However, I’m still a modern-day human living in a modern time, so my curiosity still gets struck when I see something unusual.Enter the Tomo Evo. I’ve seen plenty of dudes in the water on these boards that look more like a wakeboard than a surfboard, and they’re absolutely killing it. They look so narrow, so blunt, so … strange. This is not what I grew up watching the Momentum Generation riding.
But the people I see surfing these Tomos are making horrible waves actually look pretty good. They’re making sections I couldn’t make on my 5’10” thruster and they’re throwing their tail out the back on knee-high mush.
There’s got to be something to this design.
The tricky thing about surfboards is that rarely are you able to give one a shot before you commit to buying it (surfboards are like a box of chocolates). However, this year’s Camp Shred at San Elijo State Beach gave me the opportunity to give this futuristic, shredtastic-looking board a try. Here’s what I found.
My first impression as I walked the board back to my campsite to suit up was that it actually felt rather normal under my arm. Weighted accordingly, width and thickness felt about right and, other than the fact that the nose and tail look almost interchangeable, it actually felt very familiar. I opted for the Evo in 5’5″ x 19 ½” x 2 1/2″ with 30.5 liters of volume, and a quad-fin setup.
Why quad fin, you ask? Why not?As I began my paddle, I realized that the buoyancy of this board felt good — much more float than I expected. It felt surprisingly familiar, but with much less foam than I’m used to. Not a bad thing at all.
The waves were good size this day. It was easily overhead on the sets and really consistent. I sat on the outside and waited (it was crowded). After catching a few solid waves, I really got a sense of the speed that this board can handle. As I’ve read that this board really shines in sub-par waves, it held up in the solid stuff, too.
I was expecting groveler performance, but instead it felt like a normal shortboard. It turned on a dime, and although I didn’t get a chance to really push it and release the tail, it certainly handled long, drawn-out rail work to my delight.The most vexing thing to me were the bottom contours.
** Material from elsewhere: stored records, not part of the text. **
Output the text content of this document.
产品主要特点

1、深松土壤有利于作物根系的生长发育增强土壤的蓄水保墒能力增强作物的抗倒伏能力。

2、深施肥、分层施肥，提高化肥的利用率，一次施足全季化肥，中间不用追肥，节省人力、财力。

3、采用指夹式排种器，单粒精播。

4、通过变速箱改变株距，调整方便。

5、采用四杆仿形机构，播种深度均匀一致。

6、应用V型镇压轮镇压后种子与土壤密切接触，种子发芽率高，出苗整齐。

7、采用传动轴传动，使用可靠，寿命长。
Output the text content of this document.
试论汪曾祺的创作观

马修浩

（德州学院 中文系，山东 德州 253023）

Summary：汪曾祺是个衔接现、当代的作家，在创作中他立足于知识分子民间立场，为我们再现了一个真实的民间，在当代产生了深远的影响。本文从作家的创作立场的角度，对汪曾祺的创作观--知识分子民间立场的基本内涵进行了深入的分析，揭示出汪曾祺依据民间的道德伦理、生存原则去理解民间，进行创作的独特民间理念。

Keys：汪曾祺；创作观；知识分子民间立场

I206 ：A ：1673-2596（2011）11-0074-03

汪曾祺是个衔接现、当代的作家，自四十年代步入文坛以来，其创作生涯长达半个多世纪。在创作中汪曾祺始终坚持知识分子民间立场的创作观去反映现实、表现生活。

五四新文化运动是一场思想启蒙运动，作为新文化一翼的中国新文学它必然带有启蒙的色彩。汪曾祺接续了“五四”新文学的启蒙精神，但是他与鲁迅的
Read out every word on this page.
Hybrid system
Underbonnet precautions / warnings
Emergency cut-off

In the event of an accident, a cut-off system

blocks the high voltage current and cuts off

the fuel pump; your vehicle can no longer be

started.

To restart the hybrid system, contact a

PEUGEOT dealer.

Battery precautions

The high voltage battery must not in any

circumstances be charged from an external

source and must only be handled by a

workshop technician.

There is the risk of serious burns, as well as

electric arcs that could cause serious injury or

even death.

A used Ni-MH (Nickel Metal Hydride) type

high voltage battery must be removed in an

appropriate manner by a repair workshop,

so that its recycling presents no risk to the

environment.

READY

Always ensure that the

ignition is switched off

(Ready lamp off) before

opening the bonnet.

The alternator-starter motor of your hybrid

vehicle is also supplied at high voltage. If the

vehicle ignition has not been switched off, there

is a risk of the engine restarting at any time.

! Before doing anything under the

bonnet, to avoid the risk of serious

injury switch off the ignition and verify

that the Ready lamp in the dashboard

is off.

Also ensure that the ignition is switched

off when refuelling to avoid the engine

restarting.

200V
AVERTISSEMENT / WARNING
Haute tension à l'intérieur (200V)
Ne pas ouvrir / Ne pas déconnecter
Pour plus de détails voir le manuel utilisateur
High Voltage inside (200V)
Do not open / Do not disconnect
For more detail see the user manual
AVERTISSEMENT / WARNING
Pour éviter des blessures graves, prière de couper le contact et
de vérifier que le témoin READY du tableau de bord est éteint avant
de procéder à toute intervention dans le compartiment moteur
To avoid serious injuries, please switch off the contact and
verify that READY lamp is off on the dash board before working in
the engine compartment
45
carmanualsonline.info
Tomo calls it “double inside single concave into split quad concave planing hull.” Huh? Whatever you want to call it, it looks complicated.
“The Evo feels as if it’s almost ‘levitating’ on the water!” says Tomo. I’d vouch for that.
The Evo really does seem like it would be a great all-around board to add to the quiver. It’s small, light and has the capability to perform in most normal surfers’ daily conditions. It’s offered in lengths from 4’8″ through 6’0″.
As for my verdict: I certainly had a good time on the Tomo Evo, with nothing to complain about at all. In fact, I’d really like to have another go on this thing in really crappy waves (as odd as that sounds). A good friend was telling me that he surfed it in waist-high slop and it actually made him feel like a better surfer than he actually is.
But for me, I think I’ll stick with my classic design … for now. Maybe that’s because I just feel more comfortable on something familiar, or maybe I’m just old school. Whatever. I think I’ll go watch Good Times now.